Quoridor AI based on Monte Carlo Tree Search

Quoridor is an abstract strategy game played on a board of 81 (9x9) square spaces where the objective is to get your pawn to the opposite side of the board.

This AI agent playing Quoridor is based on Monte Carlo tree search (MCTS). Pure MCTS resulted in a poor performance. The performance was significantly improved after applying some heuristics. I added heuristics to the selection, expansion and simulation phase of the tree search (and also to post processes after search). You can see some of them on the "Some Heuristics Included" section below. If you want to see all the heuristics or their implementation details, refer to the comments in the source code. (Find the word "heuristic".)

You can play against this AI on the website (or web app) https://gorisanson.github.io/quoridor-ai/.

The number of rollouts per move for each AI level on the website is following.

Level	Rollouts per Move
Novice	2,500
Average	7,500
Good	20,000
Strong	60,000

Some Heuristics Included in the latest version (v0.3)

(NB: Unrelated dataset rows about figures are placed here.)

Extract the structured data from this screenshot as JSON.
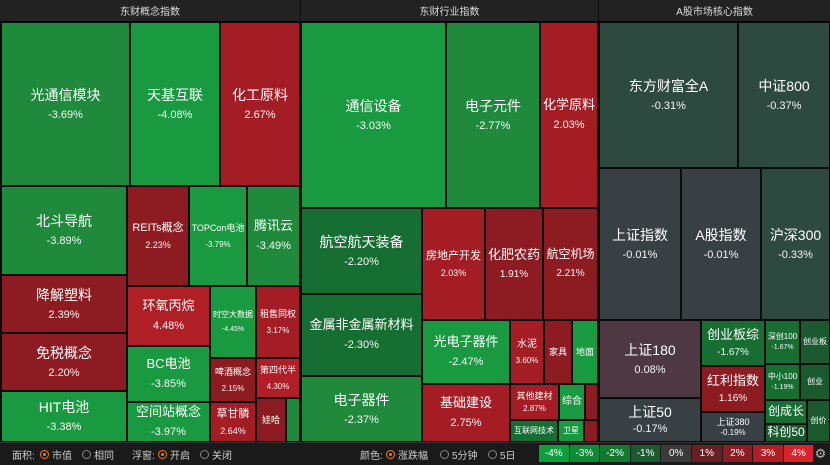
{
  "colors": {
    "g_strong": "#1a9a40",
    "g_mid": "#1f8a3c",
    "g_dark": "#166e32",
    "r_strong": "#a41d24",
    "r_mid": "#8d1c22",
    "r_light": "#7a1f24",
    "grey_green": "#2e4a40",
    "grey_red": "#4e3842",
    "grey": "#384044"
  },
  "panels": [
    {
      "title": "东财概念指数"
    },
    {
      "title": "东财行业指数"
    },
    {
      "title": "A股市场核心指数"
    }
  ],
  "tiles": [
    {
      "name": "光通信模块",
      "value": "-3.69%"
    },
    {
      "name": "天基互联",
      "value": "-4.08%"
    },
    {
      "name": "化工原料",
      "value": "2.67%"
    },
    {
      "name": "北斗导航",
      "value": "-3.89%"
    },
    {
      "name": "REITs概念",
      "value": "2.23%"
    },
    {
      "name": "TOPCon电池",
      "value": "-3.79%"
    },
    {
      "name": "腾讯云",
      "value": "-3.49%"
    },
    {
      "name": "降解塑料",
      "value": "2.39%"
    },
    {
      "name": "环氧丙烷",
      "value": "4.48%"
    },
    {
      "name": "时空大数据",
      "value": "-4.45%"
    },
    {
      "name": "租售同权",
      "value": "3.17%"
    },
    {
      "name": "免税概念",
      "value": "2.20%"
    },
    {
      "name": "BC电池",
      "value": "-3.85%"
    },
    {
      "name": "啤酒概念",
      "value": "2.15%"
    },
    {
      "name": "第四代半",
      "value": "4.30%"
    },
    {
      "name": "HIT电池",
      "value": "-3.38%"
    },
    {
      "name": "空间站概念",
      "value": "-3.97%"
    },
    {
      "name": "草甘膦",
      "value": "2.64%"
    },
    {
      "name": "娃哈",
      "value": ""
    },
    {
      "name": "通信设备",
      "value": "-3.03%"
    },
    {
      "name": "电子元件",
      "value": "-2.77%"
    },
    {
      "name": "化学原料",
      "value": "2.03%"
    },
    {
      "name": "航空航天装备",
      "value": "-2.20%"
    },
    {
      "name": "房地产开发",
      "value": "2.03%"
    },
    {
      "name": "化肥农药",
      "value": "1.91%"
    },
    {
      "name": "航空机场",
      "value": "2.21%"
    },
    {
      "name": "金属非金属新材料",
      "value": "-2.30%"
    },
    {
      "name": "光电子器件",
      "value": "-2.47%"
    },
    {
      "name": "水泥",
      "value": "3.60%"
    },
    {
      "name": "家具",
      "value": ""
    },
    {
      "name": "地面",
      "value": ""
    },
    {
      "name": "电子器件",
      "value": "-2.37%"
    },
    {
      "name": "基础建设",
      "value": "2.75%"
    },
    {
      "name": "其他建材",
      "value": "2.87%"
    },
    {
      "name": "综合",
      "value": ""
    },
    {
      "name": "互联网技术",
      "value": ""
    },
    {
      "name": "卫星",
      "value": ""
    },
    {
      "name": "东方财富全A",
      "value": "-0.31%"
    },
    {
      "name": "中证800",
      "value": "-0.37%"
    },
    {
      "name": "上证指数",
      "value": "-0.01%"
    },
    {
      "name": "A股指数",
      "value": "-0.01%"
    },
    {
      "name": "沪深300",
      "value": "-0.33%"
    },
    {
      "name": "上证180",
      "value": "0.08%"
    },
    {
      "name": "创业板综",
      "value": "-1.67%"
    },
    {
      "name": "深创100",
      "value": "-1.67%"
    },
    {
      "name": "创业板",
      "value": ""
    },
    {
      "name": "红利指数",
      "value": "1.16%"
    },
    {
      "name": "中小100",
      "value": "-1.19%"
    },
    {
      "name": "创业",
      "value": ""
    },
    {
      "name": "上证50",
      "value": "-0.17%"
    },
    {
      "name": "上证380",
      "value": "-0.19%"
    },
    {
      "name": "创成长",
      "value": ""
    },
    {
      "name": "科创50",
      "value": ""
    },
    {
      "name": "创价",
      "value": ""
    }
  ],
  "bottom": {
    "area_label": "面积:",
    "area_opt1": "市值",
    "area_opt2": "相同",
    "float_label": "浮窗:",
    "float_opt1": "开启",
    "float_opt2": "关闭",
    "color_label": "颜色:",
    "color_opt1": "涨跌幅",
    "color_opt2": "5分钟",
    "color_opt3": "5日",
    "legend": [
      "-4%",
      "-3%",
      "-2%",
      "-1%",
      "0%",
      "1%",
      "2%",
      "3%",
      "4%"
    ],
    "legend_colors": [
      "#0d9f3b",
      "#0f8a35",
      "#127a30",
      "#1a5a2e",
      "#3a3a3a",
      "#6a1f24",
      "#8a1e24",
      "#b01f26",
      "#d8232a"
    ]
  }
}
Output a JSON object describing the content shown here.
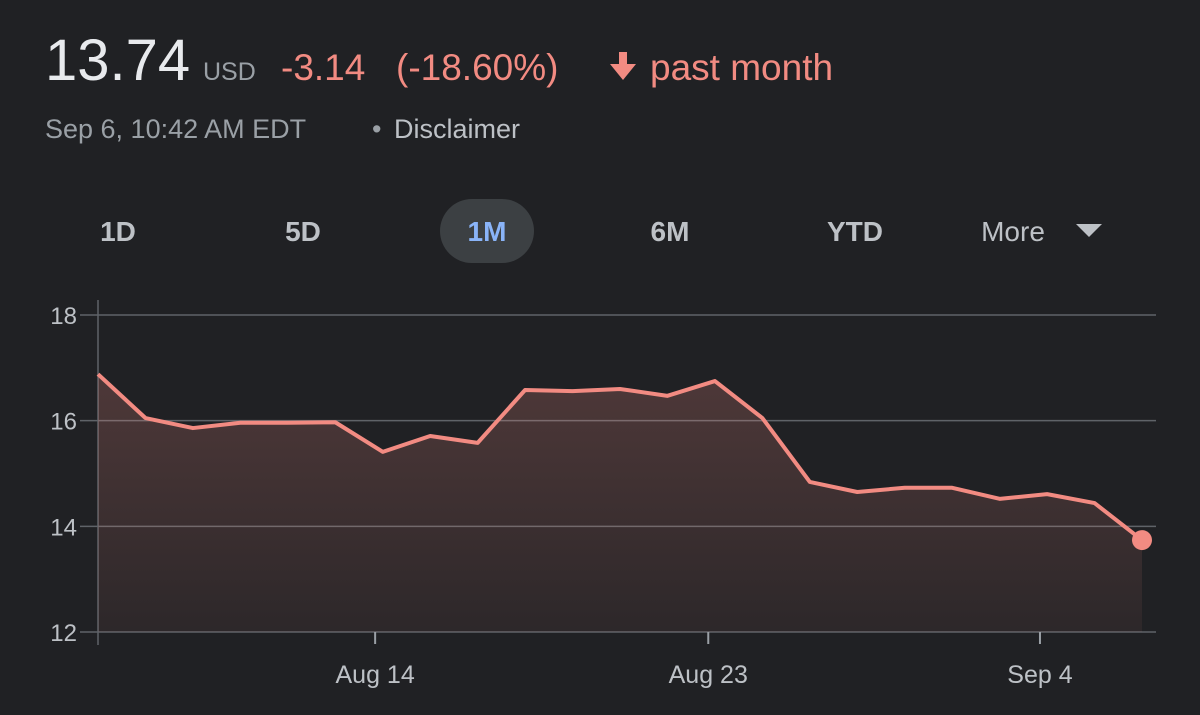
{
  "header": {
    "price": "13.74",
    "currency": "USD",
    "change": "-3.14",
    "change_percent": "(-18.60%)",
    "period": "past month",
    "timestamp": "Sep 6, 10:42 AM EDT",
    "separator": "•",
    "disclaimer": "Disclaimer"
  },
  "ranges": [
    "1D",
    "5D",
    "1M",
    "6M",
    "YTD",
    "More"
  ],
  "selected_range": 2,
  "chart_data": {
    "type": "line",
    "x": [
      0,
      1,
      2,
      3,
      4,
      5,
      6,
      7,
      8,
      9,
      10,
      11,
      12,
      13,
      14,
      15,
      16,
      17,
      18,
      19,
      20,
      21,
      22
    ],
    "values": [
      16.88,
      16.05,
      15.86,
      15.96,
      15.96,
      15.97,
      15.41,
      15.71,
      15.58,
      16.58,
      16.56,
      16.6,
      16.47,
      16.75,
      16.05,
      14.84,
      14.65,
      14.73,
      14.73,
      14.52,
      14.61,
      14.44,
      13.74
    ],
    "color": "#f28b82",
    "fill": true,
    "xlim": [
      0,
      22
    ],
    "xticks": [
      {
        "value": 5.84,
        "label": "Aug 14"
      },
      {
        "value": 12.86,
        "label": "Aug 23"
      },
      {
        "value": 19.85,
        "label": "Sep 4"
      }
    ],
    "ylim": [
      12,
      18
    ],
    "yticks": [
      12,
      14,
      16,
      18
    ],
    "grid": true
  }
}
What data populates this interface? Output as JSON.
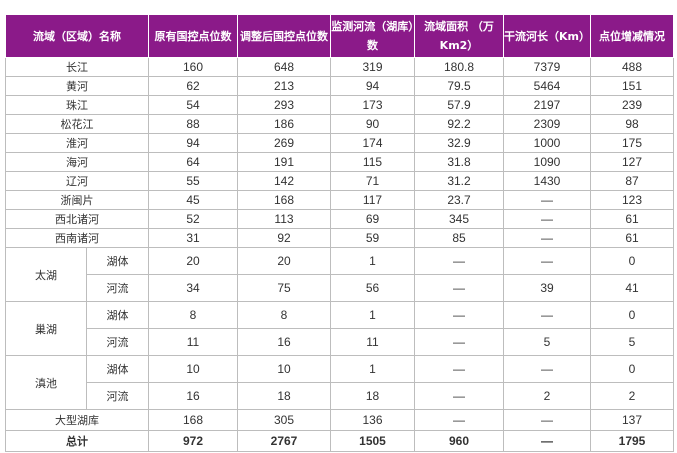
{
  "table": {
    "headers": [
      "流域（区域）名称",
      "原有国控点位数",
      "调整后国控点位数",
      "监测河流（湖库）数",
      "流域面积 （万Km2）",
      "干流河长（Km）",
      "点位增减情况"
    ],
    "rows": [
      {
        "name": "长江",
        "values": [
          "160",
          "648",
          "319",
          "180.8",
          "7379",
          "488"
        ]
      },
      {
        "name": "黄河",
        "values": [
          "62",
          "213",
          "94",
          "79.5",
          "5464",
          "151"
        ]
      },
      {
        "name": "珠江",
        "values": [
          "54",
          "293",
          "173",
          "57.9",
          "2197",
          "239"
        ]
      },
      {
        "name": "松花江",
        "values": [
          "88",
          "186",
          "90",
          "92.2",
          "2309",
          "98"
        ]
      },
      {
        "name": "淮河",
        "values": [
          "94",
          "269",
          "174",
          "32.9",
          "1000",
          "175"
        ]
      },
      {
        "name": "海河",
        "values": [
          "64",
          "191",
          "115",
          "31.8",
          "1090",
          "127"
        ]
      },
      {
        "name": "辽河",
        "values": [
          "55",
          "142",
          "71",
          "31.2",
          "1430",
          "87"
        ]
      },
      {
        "name": "浙闽片",
        "values": [
          "45",
          "168",
          "117",
          "23.7",
          "—",
          "123"
        ]
      },
      {
        "name": "西北诸河",
        "values": [
          "52",
          "113",
          "69",
          "345",
          "—",
          "61"
        ]
      },
      {
        "name": "西南诸河",
        "values": [
          "31",
          "92",
          "59",
          "85",
          "—",
          "61"
        ]
      }
    ],
    "lakes": [
      {
        "name": "太湖",
        "sub": [
          {
            "name": "湖体",
            "values": [
              "20",
              "20",
              "1",
              "—",
              "—",
              "0"
            ]
          },
          {
            "name": "河流",
            "values": [
              "34",
              "75",
              "56",
              "—",
              "39",
              "41"
            ]
          }
        ]
      },
      {
        "name": "巢湖",
        "sub": [
          {
            "name": "湖体",
            "values": [
              "8",
              "8",
              "1",
              "—",
              "—",
              "0"
            ]
          },
          {
            "name": "河流",
            "values": [
              "11",
              "16",
              "11",
              "—",
              "5",
              "5"
            ]
          }
        ]
      },
      {
        "name": "滇池",
        "sub": [
          {
            "name": "湖体",
            "values": [
              "10",
              "10",
              "1",
              "—",
              "—",
              "0"
            ]
          },
          {
            "name": "河流",
            "values": [
              "16",
              "18",
              "18",
              "—",
              "2",
              "2"
            ]
          }
        ]
      }
    ],
    "large_lakes": {
      "name": "大型湖库",
      "values": [
        "168",
        "305",
        "136",
        "—",
        "—",
        "137"
      ]
    },
    "total": {
      "name": "总计",
      "values": [
        "972",
        "2767",
        "1505",
        "960",
        "—",
        "1795"
      ]
    }
  },
  "colors": {
    "header_bg": "#8b1a89",
    "header_text": "#ffffff",
    "border": "#bdbdbd"
  }
}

The branching factor of Quoridor is high due to a bunch of possible positions to place a wall. (There are 64 (8x8) possible positions if there is no wall on the board.) So I used a heuristic which only considers "probable" next walls to lower the branching factor. I used this heuristic on the selection/expansion phase and the rollout phase of MCTS. "Probable" next walls are the followings.
1. Near the pawns (to disturb the opponent's pawn or support the player's pawn)
2. Near the already placed walls
3. Leftmost or rightmost horizontal walls
On the rollout phase of MCTS, move the pawn to one of the shortest paths with a certain probability A. And with the rest probability 1-A, place a ("probable" next) wall randomly if there are walls left, otherwise, move the pawn backwards to give some penalty to having no left walls. (I set A = 0.7)
On the selection/expansion phase of MCTS, if the opponent has no walls left, the player moves their pawn only to one of the shortest paths or places a wall only to interrupt the opponent's path (not to support their pawn). This heuristic lowers the branching factor on the end phase of a game.
Some common openings are included. This heuristic is only effective less than 6 plies.

Previous Works

There are some previous works done by others. (For available previous agents, I matched my agent against them to compare. You can see the results on the "Result" section below.)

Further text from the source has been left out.